Where did the Ocean go?

You might ask “Ocean? Surely it’s still there where it’s always been?”

For the last 500 million years that has been more or less true, though sea levels have varied substantially, but in general things have been as always. But before that? A news bite from PhysOrg suggests evidence that a lot of seawater has ended up in the mantle. Part of the ocean has drained away. This would have had dramatic effects on the available land-levels and the potential for Life to benefit from shallow water – much of the deep ocean is desert, feed only by what is produced in the continental shallows. It may be no coincidence that the first macroscopic life, seaweed/macroalgae, appeared some billion years ago.

Looking back in Net-Time there’s also this curious research by some Japanese geoscientists…
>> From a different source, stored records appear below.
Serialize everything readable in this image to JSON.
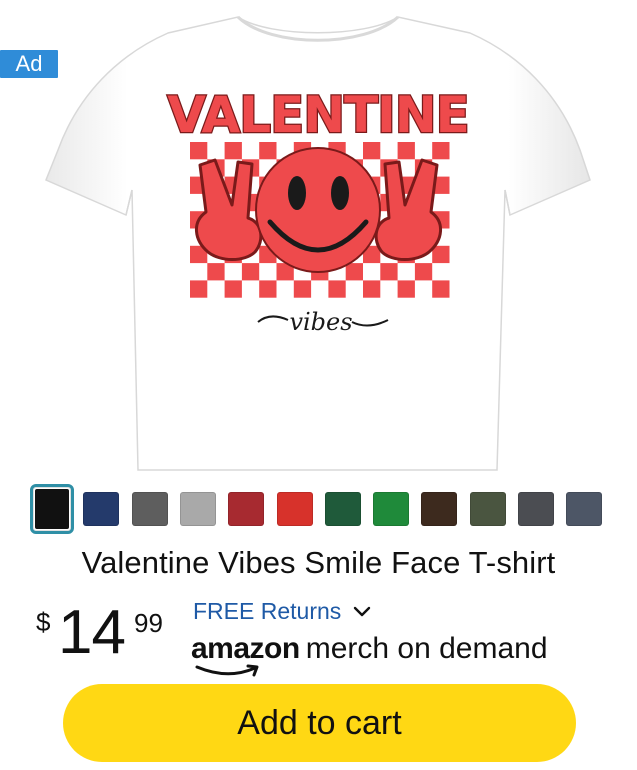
{
  "ad_badge": "Ad",
  "product": {
    "image": {
      "shirt_color": "#ffffff",
      "print_headline": "VALENTINE",
      "print_script": "vibes",
      "print_color": "#ee4a4c"
    },
    "title": "Valentine Vibes Smile Face T-shirt",
    "swatches": [
      {
        "name": "black",
        "color": "#111111",
        "selected": true
      },
      {
        "name": "navy",
        "color": "#243a6b"
      },
      {
        "name": "dark-gray",
        "color": "#5e5e5e"
      },
      {
        "name": "light-gray",
        "color": "#a9a9a9"
      },
      {
        "name": "cranberry",
        "color": "#a72a30"
      },
      {
        "name": "red",
        "color": "#d7322b"
      },
      {
        "name": "forest-green",
        "color": "#1f5a3a"
      },
      {
        "name": "kelly-green",
        "color": "#1f8a3a"
      },
      {
        "name": "brown",
        "color": "#3d2a1e"
      },
      {
        "name": "olive",
        "color": "#4a5540"
      },
      {
        "name": "charcoal",
        "color": "#4b4d52"
      },
      {
        "name": "slate",
        "color": "#4d5666"
      }
    ],
    "price": {
      "symbol": "$",
      "whole": "14",
      "fraction": "99"
    },
    "returns_label": "FREE Returns",
    "merch": {
      "brand": "amazon",
      "label": "merch on demand"
    },
    "add_to_cart_label": "Add to cart"
  },
  "colors": {
    "accent_yellow": "#ffd814",
    "link_blue": "#1f5aa6",
    "ad_blue": "#2f8cd8",
    "selected_border": "#2f8fa6"
  }
}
Leaking Earth could run Dry

…a BBC news-bite from Sept 8, 1999. But still pretty much on the money. Shigenori Maruyama and colleagues estimated that sea-levels had dropped by 600 metres in the last 0.75 Gyr and the oceans would be gone in another billion. More or less in line with the new research that suggests half Earth’s water has drained into the mantle since the ocean formed. While that might sound like a lot it’s a depth of 5.3 kilometres of water, when averaged over the Earth’s surface. Just 0.25% of Earth’s total volume and the mantle’s total volume is 83%. Thus a drop of water in a bucket of lava…

Addendum
Eldridge Moores, a Professor Emeritus of Geoscience, has suggested for some years that sea-levels have declined over geological time, though due to a different process. By his reckoning the oceanic crust was thicker and thus isostasy meant the average ocean depth was shallower – meaning all that water covered the continents too. Only mountain peaks poked above the waves. Then, roughly as Rhodinia began forming, the thicker crust gave way to thinner oceanic crust and that super-continent of the day rose from the waves over the next few hundred million years.